A Associação Brasileira de Música e Artes (Abramus), Associação de Músicos, Arranjadores e Regentes (Amar), Associação de Intérpretes e Músicos (Assim), Sociedade Brasileira de Autores, Compositores e Escritores de Música (Sbacem), Sociedade Independente de Compositores e Autores Musicais (Sicam), Sociedade Brasileira de Administração e Proteção de Direitos Intelectuais (Socinpro) e a União Brasileira de Compositores (UBC), além do ECAD (Escritório Central de Arrecadação e Distribuição), expressam preocupação com o crescente uso de Inteligência Artificial para gerar novas composições musicais, aproveitando-se de milhões de obras protegidas por direitos autorais, e alertam sobre a necessidade de transparência e regulamentação para coibir essa prática.

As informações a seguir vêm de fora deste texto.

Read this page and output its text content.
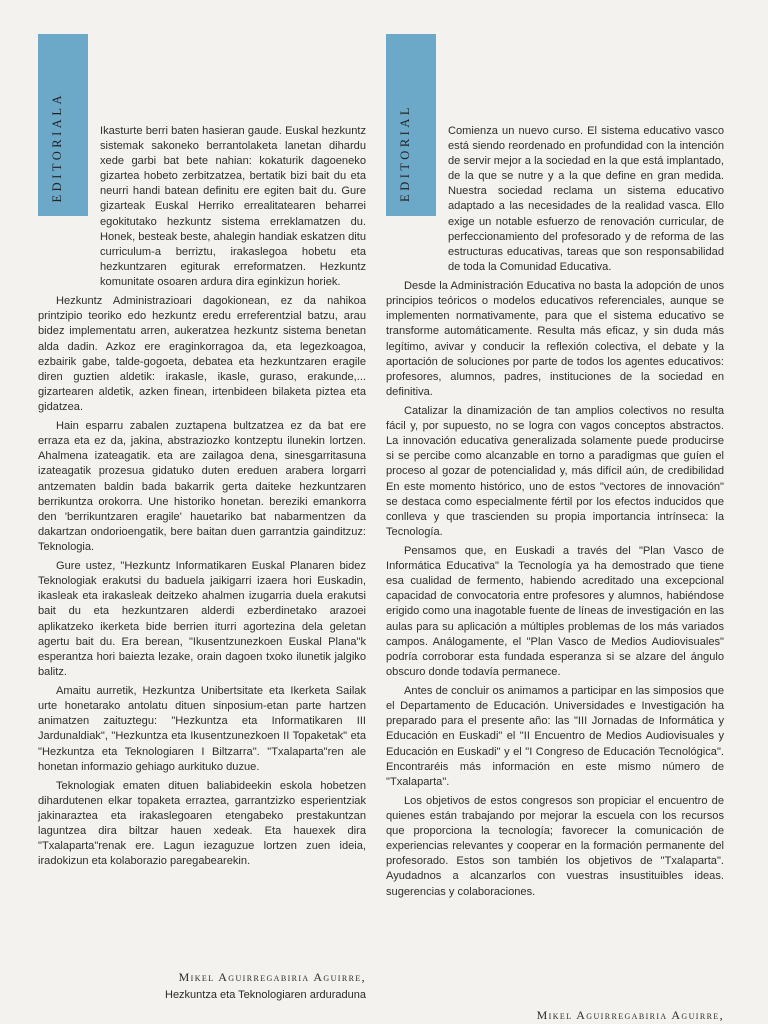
EDITORIALA	Ikasturte berri baten hasieran gaude. Euskal hezkuntz sistemak sakoneko berrantolaketa lanetan dihardu xede garbi bat bete nahian: kokaturik dagoeneko gizartea hobeto zerbitzatzea, bertatik bizi bait du eta neurri handi batean definitu ere egiten bait du. Gure gizarteak Euskal Herriko errealitatearen beharrei egokitutako hezkuntz sistema erreklamatzen du. Honek, besteak beste, ahalegin handiak eskatzen ditu curriculum-a berriztu, irakaslegoa hobetu eta hezkuntzaren egiturak erreformatzen. Hezkuntz komunitate osoaren ardura dira eginkizun horiek.

Hezkuntz Administrazioari dagokionean, ez da nahikoa printzipio teoriko edo hezkuntz eredu erreferentzial batzu, arau bidez implementatu arren, aukeratzea hezkuntz sistema benetan alda dadin. Azkoz ere eraginkorragoa da, eta legezkoagoa, ezbairik gabe, talde-gogoeta, debatea eta hezkuntzaren eragile diren guztien aldetik: irakasle, ikasle, guraso, erakunde,... gizartearen aldetik, azken finean, irtenbideen bilaketa piztea eta gidatzea.

Hain esparru zabalen zuztapena bultzatzea ez da bat ere erraza eta ez da, jakina, abstraziozko kontzeptu ilunekin lortzen. Ahalmena izateagatik. eta are zailagoa dena, sinesgarritasuna izateagatik prozesua gidatuko duten ereduen arabera lorgarri antzematen baldin bada bakarrik gerta daiteke hezkuntzaren berrikuntza orokorra. Une historiko honetan. bereziki emankorra den 'berrikuntzaren eragile' hauetariko bat nabarmentzen da dakartzan ondorioengatik, bere baitan duen garrantzia gainditzuz: Teknologia.

Gure ustez, "Hezkuntz Informatikaren Euskal Planaren bidez Teknologiak erakutsi du baduela jaikigarri izaera hori Euskadin, ikasleak eta irakasleak deitzeko ahalmen izugarria duela erakutsi bait du eta hezkuntzaren alderdi ezberdinetako arazoei aplikatzeko ikerketa bide berrien iturri agortezina dela geletan agertu bait du. Era berean, "Ikusentzunezkoen Euskal Plana"k esperantza hori baiezta lezake, orain dagoen txoko ilunetik jalgiko balitz.

Amaitu aurretik, Hezkuntza Unibertsitate eta Ikerketa Sailak urte honetarako antolatu dituen sinposium-etan parte hartzen animatzen zaituztegu: "Hezkuntza eta Informatikaren III Jardunaldiak", "Hezkuntza eta Ikusentzunezkoen II Topaketak" eta "Hezkuntza eta Teknologiaren I Biltzarra". "Txalaparta"ren ale honetan informazio gehiago aurkituko duzue.

Teknologiak ematen dituen baliabideekin eskola hobetzen dihardutenen elkar topaketa erraztea, garrantzizko esperientziak jakinaraztea eta irakaslegoaren etengabeko prestakuntzan laguntzea dira biltzar hauen xedeak. Eta hauexek dira "Txalaparta"renak ere. Lagun iezaguzue lortzen zuen ideia, iradokizun eta kolaborazio paregabearekin.

Mikel Aguirregabiria Aguirre,
Hezkuntza eta Teknologiaren arduraduna
EDITORIAL	Comienza un nuevo curso. El sistema educativo vasco está siendo reordenado en profundidad con la intención de servir mejor a la sociedad en la que está implantado, de la que se nutre y a la que define en gran medida. Nuestra sociedad reclama un sistema educativo adaptado a las necesidades de la realidad vasca. Ello exige un notable esfuerzo de renovación curricular, de perfeccionamiento del profesorado y de reforma de las estructuras educativas, tareas que son responsabilidad de toda la Comunidad Educativa.

Desde la Administración Educativa no basta la adopción de unos principios teóricos o modelos educativos referenciales, aunque se implementen normativamente, para que el sistema educativo se transforme automáticamente. Resulta más eficaz, y sin duda más legítimo, avivar y conducir la reflexión colectiva, el debate y la aportación de soluciones por parte de todos los agentes educativos: profesores, alumnos, padres, instituciones de la sociedad en definitiva.

Catalizar la dinamización de tan amplios colectivos no resulta fácil y, por supuesto, no se logra con vagos conceptos abstractos. La innovación educativa generalizada solamente puede producirse si se percibe como alcanzable en torno a paradigmas que guíen el proceso al gozar de potencialidad y, más difícil aún, de credibilidad En este momento histórico, uno de estos "vectores de innovación" se destaca como especialmente fértil por los efectos inducidos que conlleva y que trascienden su propia importancia intrínseca: la Tecnología.

Pensamos que, en Euskadi a través del "Plan Vasco de Informática Educativa" la Tecnología ya ha demostrado que tiene esa cualidad de fermento, habiendo acreditado una excepcional capacidad de convocatoria entre profesores y alumnos, habiéndose erigido como una inagotable fuente de líneas de investigación en las aulas para su aplicación a múltiples problemas de los más variados campos. Análogamente, el "Plan Vasco de Medios Audiovisuales" podría corroborar esta fundada esperanza si se alzare del ángulo obscuro donde todavía permanece.

Antes de concluir os animamos a participar en las simposios que el Departamento de Educación. Universidades e Investigación ha preparado para el presente año: las "III Jornadas de Informática y Educación en Euskadi" el "II Encuentro de Medios Audiovisuales y Educación en Euskadi" y el "I Congreso de Educación Tecnológica". Encontraréis más información en este mismo número de "Txalaparta".

Los objetivos de estos congresos son propiciar el encuentro de quienes están trabajando por mejorar la escuela con los recursos que proporciona la tecnología; favorecer la comunicación de experiencias relevantes y cooperar en la formación permanente del profesorado. Estos son también los objetivos de "Txalaparta". Ayudadnos a alcanzarlos con vuestras insustituibles ideas. sugerencias y colaboraciones.

Mikel Aguirregabiria Aguirre,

O manifesto defende a preservação do sistema de proteção dos direitos autorais no contexto do avanço das tecnologias de Inteligência Artificial, exigindo medidas que garantam a valorização da criatividade humana e a justa remuneração dos artistas.
O texto reforça a importância de iniciativas que responsabilizem legalmente os desenvolvedores de IA e ressalta que qualquer uso de obras protegidas deve contar com a autorização prévia dos seus autores.
As associações destacam que o autor, seja ele compositor, intérprete ou músico, é a pessoa física criadora da obra, e que o direito exclusivo de utilizar, fruir e dispor dessas criações é garantido pela Constituição Federal. No entanto, o avanço acelerado das tecnologias de Inteligência Artificial está colocando em risco esse direito fundamental, à medida que obras artísticas, literárias e científicas são utilizadas indiscriminadamente por sistemas de IA para o treinamento de seus algoritmos sem a devida autorização.
O manifesto pontua que, para que esses sistemas possam gerar novas obras, eles são treinados a partir de um vasto acervo de criações protegidas, muitas vezes sem que os autores sequer saibam que suas músicas estão sendo usadas como base para essas tecnologias. Essa prática, além de desrespeitar os direitos autorais, prejudica diretamente a justa remuneração dos titulares dessas obras, que são excluídos da cadeia de valor gerada pelo uso de suas criações.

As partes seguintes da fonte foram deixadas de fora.